This photo of a Japanese- American mother and her son was taken by Dorothea Lange in Sacramento County California during the forced internment of Japanese-Americans after the attack on Pearl Harbour. It is one of 800 photos Lange took of Japanese Americans. The photos were censored by the US Army until 2006.
The caption to the photo reads:
"A soldier and his mother in a strawberry field. The soldier, age 23, volunteered July 10, 1941. He was furloughed to help his mother and family prepare for their evacuation. He is the youngest of six years children, two of them volunteers in United States Army. The mother, age 53, came from Japan 37 years ago. Her husband died 21 years ago, leaving her to raise six children. She worked in a strawbery basket factory until last year when her her children leased three acres of strawberries “so she wouldn’t have to work for somebody else”. The family is Buddhist. This is her youngest son. Her second son is in the army stationed at Fort Bliss. 453 families are to be evacuated from this area. (Photo: Japan Focus).The release of a new biography of Dorthea Lange by historian Linda Gordon is a reminder of the contemporary significance of her work. From her photos of the internment of Japanese Americans during WW II, to her remarkable photos of people mired in poverty and destitution during the Great Depression, Lange is regarded as one of the greatest photographic witnesses. Her work has profound resonance with contemporary times.
The photo can be found in a piece by historian Linda Gordon here.
The photos taken during the worst years of the 1930's Depression show the human costs of poverty and unemployment. The Depression era photographs show a time of extreme dislocation, a time when millions of American families were made poorer as a result of corporate and market collapse. Those photos take on a particular resonance today as more and more ordinary people are driven into unemployment and destitution as a result of the corporate induced recession.
Only recently uncovered and just as remarkable are Lange's photos of the internment of Japanese Americans during WWII. Following the attack on Pearl Harbour, Lange was hired by the American War Relocation Authority to take photographs of Japanese Americans who were being interned in camps (detention centres) throughout America.
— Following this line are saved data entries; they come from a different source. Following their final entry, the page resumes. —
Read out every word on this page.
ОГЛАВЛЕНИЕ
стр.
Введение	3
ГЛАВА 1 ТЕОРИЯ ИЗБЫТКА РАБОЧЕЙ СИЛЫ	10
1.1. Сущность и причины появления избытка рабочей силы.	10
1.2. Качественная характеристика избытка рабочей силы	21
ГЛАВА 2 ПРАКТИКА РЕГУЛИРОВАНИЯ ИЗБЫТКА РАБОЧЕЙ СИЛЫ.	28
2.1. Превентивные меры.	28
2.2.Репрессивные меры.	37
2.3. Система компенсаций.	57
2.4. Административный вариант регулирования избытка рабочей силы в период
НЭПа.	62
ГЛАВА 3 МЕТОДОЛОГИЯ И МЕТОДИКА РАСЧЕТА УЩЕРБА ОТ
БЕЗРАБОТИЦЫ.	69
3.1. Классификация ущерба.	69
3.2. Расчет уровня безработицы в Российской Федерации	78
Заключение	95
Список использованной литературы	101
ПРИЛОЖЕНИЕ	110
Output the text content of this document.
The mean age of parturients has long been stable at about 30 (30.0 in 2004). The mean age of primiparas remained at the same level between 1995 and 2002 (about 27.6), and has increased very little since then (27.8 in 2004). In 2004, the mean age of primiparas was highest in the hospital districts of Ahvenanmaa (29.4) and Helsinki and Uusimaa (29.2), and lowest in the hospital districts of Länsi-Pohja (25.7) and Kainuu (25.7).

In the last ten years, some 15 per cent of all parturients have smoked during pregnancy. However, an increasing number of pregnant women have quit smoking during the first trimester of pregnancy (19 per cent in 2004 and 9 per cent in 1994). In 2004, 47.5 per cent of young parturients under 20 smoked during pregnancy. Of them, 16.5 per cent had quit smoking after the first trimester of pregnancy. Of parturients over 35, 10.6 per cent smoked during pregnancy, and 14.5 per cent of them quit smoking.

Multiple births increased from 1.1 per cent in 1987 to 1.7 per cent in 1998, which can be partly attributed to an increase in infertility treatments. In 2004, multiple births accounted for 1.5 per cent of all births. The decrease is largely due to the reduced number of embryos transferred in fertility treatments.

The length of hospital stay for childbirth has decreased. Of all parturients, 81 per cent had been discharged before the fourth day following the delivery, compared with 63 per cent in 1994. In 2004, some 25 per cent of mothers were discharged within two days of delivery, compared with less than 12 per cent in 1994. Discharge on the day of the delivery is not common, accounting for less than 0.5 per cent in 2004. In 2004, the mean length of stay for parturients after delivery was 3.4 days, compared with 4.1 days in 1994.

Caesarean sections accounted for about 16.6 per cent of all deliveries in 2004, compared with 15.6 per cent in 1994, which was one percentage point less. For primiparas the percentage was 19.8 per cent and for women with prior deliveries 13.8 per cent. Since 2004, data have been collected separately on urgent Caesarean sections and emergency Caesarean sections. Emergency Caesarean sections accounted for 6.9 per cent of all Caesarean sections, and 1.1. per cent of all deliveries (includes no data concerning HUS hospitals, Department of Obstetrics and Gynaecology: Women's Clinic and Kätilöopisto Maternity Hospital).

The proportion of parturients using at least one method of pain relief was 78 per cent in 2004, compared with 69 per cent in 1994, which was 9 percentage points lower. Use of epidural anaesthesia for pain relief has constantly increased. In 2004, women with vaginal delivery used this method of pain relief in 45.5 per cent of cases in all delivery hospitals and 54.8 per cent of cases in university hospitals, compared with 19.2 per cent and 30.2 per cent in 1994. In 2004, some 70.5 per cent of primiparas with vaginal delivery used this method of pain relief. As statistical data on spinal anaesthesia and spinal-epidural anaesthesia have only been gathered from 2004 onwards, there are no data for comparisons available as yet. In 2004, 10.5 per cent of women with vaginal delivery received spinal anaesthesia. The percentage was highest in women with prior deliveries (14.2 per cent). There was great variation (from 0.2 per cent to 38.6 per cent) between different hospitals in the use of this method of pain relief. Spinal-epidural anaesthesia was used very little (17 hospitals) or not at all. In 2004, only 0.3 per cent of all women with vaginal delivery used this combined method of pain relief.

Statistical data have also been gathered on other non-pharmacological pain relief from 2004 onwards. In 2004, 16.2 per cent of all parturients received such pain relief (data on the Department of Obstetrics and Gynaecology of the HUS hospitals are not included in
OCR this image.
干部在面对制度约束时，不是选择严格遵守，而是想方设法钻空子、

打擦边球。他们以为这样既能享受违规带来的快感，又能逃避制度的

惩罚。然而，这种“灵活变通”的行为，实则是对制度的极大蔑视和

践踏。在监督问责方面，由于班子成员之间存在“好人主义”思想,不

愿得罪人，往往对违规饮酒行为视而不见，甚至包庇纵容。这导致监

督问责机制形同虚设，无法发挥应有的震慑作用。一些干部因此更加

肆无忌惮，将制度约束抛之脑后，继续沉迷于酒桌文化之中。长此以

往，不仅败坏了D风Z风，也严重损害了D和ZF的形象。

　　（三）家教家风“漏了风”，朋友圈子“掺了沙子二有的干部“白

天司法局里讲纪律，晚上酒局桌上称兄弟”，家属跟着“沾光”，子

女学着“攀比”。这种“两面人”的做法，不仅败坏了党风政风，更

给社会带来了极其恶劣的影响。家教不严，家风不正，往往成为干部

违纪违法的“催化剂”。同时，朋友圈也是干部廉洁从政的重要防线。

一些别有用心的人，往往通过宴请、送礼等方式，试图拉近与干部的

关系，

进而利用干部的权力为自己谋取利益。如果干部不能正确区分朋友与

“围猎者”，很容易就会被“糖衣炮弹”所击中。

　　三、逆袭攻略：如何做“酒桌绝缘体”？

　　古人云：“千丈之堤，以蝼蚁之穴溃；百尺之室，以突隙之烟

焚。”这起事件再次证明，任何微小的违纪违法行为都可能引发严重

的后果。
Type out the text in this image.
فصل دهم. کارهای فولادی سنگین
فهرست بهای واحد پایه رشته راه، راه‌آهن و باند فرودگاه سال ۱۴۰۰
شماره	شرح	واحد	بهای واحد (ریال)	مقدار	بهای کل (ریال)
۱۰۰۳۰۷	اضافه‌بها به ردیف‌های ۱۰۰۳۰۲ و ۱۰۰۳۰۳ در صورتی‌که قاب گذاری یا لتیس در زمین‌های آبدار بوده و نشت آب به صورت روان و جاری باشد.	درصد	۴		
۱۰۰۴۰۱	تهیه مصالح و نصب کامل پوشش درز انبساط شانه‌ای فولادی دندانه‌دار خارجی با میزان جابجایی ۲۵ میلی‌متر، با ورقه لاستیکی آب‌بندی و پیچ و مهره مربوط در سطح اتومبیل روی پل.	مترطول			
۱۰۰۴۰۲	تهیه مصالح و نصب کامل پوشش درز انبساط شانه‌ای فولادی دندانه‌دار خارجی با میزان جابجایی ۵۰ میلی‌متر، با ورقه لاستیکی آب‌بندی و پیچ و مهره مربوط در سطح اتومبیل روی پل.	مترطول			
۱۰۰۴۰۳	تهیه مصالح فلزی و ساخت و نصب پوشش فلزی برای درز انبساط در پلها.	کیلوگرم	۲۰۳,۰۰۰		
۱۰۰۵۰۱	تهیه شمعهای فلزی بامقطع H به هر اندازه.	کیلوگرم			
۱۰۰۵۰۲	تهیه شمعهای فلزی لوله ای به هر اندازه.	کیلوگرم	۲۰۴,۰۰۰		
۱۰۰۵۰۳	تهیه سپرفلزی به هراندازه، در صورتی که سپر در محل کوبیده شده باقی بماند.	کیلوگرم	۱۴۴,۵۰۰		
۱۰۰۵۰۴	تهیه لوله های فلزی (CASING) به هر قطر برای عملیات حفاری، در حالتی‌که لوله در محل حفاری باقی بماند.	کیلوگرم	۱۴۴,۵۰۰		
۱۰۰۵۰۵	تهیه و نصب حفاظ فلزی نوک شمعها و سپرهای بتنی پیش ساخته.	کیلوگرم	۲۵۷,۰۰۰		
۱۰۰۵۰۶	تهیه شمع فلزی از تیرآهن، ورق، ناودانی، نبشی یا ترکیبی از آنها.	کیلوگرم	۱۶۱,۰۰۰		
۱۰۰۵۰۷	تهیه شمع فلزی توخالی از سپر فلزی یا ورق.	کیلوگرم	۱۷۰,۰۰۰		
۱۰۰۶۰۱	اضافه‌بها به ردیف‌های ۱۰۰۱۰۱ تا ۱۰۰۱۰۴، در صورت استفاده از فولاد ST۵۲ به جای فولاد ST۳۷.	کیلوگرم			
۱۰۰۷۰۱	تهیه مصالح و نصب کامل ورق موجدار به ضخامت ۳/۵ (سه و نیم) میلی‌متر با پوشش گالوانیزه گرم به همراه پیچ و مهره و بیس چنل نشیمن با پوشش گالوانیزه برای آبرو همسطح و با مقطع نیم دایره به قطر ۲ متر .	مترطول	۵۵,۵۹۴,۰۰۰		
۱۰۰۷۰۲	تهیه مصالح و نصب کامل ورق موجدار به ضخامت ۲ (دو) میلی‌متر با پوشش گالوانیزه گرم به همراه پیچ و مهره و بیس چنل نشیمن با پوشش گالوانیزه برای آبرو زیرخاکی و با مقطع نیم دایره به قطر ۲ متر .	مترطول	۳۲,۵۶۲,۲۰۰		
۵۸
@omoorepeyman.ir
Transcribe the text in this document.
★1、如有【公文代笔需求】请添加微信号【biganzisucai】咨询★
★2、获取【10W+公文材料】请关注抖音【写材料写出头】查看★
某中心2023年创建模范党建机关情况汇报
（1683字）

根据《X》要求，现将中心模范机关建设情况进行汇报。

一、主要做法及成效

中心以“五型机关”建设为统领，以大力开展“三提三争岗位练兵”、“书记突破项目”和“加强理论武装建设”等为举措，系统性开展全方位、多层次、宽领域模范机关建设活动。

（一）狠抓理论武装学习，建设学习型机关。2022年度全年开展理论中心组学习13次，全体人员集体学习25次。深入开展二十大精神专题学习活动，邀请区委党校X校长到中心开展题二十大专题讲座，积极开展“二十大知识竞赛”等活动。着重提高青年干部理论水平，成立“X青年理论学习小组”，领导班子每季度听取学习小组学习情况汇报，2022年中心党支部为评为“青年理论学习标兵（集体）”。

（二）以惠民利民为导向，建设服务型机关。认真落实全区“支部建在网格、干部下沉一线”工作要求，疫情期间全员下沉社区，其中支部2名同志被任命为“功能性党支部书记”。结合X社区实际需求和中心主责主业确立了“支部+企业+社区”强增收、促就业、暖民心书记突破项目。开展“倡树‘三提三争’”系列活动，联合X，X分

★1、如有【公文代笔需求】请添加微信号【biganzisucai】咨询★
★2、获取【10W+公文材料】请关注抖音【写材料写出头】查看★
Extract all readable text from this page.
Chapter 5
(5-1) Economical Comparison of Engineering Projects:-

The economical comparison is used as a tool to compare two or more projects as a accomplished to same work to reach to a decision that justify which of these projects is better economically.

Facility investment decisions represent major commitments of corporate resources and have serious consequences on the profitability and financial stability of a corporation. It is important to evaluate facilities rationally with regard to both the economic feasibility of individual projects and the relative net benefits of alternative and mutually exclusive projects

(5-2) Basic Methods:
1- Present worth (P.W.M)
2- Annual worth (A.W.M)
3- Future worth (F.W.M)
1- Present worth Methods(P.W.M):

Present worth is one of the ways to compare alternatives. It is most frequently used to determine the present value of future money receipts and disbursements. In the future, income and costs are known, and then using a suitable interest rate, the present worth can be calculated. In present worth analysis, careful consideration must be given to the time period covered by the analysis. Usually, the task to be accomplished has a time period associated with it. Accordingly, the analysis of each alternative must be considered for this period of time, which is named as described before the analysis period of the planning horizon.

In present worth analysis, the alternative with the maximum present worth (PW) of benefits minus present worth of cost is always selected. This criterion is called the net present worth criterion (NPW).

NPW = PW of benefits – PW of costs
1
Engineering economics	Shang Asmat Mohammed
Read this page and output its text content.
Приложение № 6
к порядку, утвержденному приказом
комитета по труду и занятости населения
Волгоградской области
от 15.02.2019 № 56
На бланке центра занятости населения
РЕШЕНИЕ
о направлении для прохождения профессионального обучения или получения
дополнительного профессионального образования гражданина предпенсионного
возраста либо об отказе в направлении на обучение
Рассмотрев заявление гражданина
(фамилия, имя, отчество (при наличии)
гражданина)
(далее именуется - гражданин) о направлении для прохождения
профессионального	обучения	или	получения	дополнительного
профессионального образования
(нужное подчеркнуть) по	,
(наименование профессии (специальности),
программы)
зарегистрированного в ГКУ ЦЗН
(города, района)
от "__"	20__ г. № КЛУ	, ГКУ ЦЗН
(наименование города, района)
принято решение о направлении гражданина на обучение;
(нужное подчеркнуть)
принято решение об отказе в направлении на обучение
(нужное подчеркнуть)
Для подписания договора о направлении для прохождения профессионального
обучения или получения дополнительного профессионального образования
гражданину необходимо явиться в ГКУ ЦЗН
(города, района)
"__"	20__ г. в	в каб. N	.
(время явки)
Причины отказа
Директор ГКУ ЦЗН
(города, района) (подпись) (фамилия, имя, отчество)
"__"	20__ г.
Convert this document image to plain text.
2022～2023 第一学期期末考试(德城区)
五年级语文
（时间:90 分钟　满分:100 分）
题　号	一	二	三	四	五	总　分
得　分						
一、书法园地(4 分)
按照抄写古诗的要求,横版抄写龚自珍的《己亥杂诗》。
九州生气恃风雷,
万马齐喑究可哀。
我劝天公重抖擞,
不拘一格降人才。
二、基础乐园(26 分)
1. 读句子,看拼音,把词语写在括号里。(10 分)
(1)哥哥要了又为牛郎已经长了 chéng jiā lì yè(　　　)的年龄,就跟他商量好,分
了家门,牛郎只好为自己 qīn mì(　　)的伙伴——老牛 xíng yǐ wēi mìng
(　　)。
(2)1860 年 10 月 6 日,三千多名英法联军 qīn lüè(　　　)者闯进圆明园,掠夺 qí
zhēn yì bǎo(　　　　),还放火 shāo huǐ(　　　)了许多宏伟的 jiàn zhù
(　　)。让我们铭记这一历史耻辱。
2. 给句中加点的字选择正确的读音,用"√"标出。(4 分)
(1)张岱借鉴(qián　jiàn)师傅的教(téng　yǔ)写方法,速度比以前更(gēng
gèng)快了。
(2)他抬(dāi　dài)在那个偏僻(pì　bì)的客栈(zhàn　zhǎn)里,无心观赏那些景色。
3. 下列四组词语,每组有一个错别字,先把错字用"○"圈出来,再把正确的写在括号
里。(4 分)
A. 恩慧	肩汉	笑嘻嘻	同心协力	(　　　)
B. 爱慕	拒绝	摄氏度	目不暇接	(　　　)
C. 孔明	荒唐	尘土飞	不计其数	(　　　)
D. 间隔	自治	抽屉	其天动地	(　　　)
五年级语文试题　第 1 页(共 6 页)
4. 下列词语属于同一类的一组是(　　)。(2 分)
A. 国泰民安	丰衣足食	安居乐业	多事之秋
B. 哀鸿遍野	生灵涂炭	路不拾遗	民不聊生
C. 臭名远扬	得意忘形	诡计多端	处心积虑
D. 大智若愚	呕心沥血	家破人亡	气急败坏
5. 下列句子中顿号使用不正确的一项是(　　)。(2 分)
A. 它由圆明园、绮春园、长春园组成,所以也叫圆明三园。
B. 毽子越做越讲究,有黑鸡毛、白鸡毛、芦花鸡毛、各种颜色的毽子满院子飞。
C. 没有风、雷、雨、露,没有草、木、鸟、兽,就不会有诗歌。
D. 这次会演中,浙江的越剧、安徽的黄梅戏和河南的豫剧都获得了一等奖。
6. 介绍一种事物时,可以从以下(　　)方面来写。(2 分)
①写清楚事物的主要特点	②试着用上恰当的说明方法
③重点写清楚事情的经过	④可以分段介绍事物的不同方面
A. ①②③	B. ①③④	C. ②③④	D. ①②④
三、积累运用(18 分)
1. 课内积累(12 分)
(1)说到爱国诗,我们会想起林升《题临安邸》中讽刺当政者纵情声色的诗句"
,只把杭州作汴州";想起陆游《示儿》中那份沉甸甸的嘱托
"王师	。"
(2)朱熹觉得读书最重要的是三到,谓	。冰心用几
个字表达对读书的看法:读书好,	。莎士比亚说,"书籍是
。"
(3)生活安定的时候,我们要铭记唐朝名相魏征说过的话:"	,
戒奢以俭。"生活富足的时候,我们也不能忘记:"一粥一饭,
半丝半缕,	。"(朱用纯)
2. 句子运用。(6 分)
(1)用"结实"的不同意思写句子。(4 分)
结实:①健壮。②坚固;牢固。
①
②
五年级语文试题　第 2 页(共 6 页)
The photos were impounded by the government and only made public in 2006 in a book Impounded: Dorothea Lange and the Censored images of Japanese Internment.
From Lange's work there is much that we can take that is directly relevant today. Whenever I see her photos I am reminded that to respond to injustice, we must first simply learn how to see it. Here's Linda Gordon, the author of the new biography, on the relevance of Lange's photos in the context of contemporary debates about internment without charge:
"Their relevance to internment-without-charges today seemed to me to require bringing them to public attention. Dorothea Lange challenged the political culture that categorized people of Japanese ancestry as disloyal, perfidious, potentially traitorous, that stripped them of their citizenship and made them unAmerican."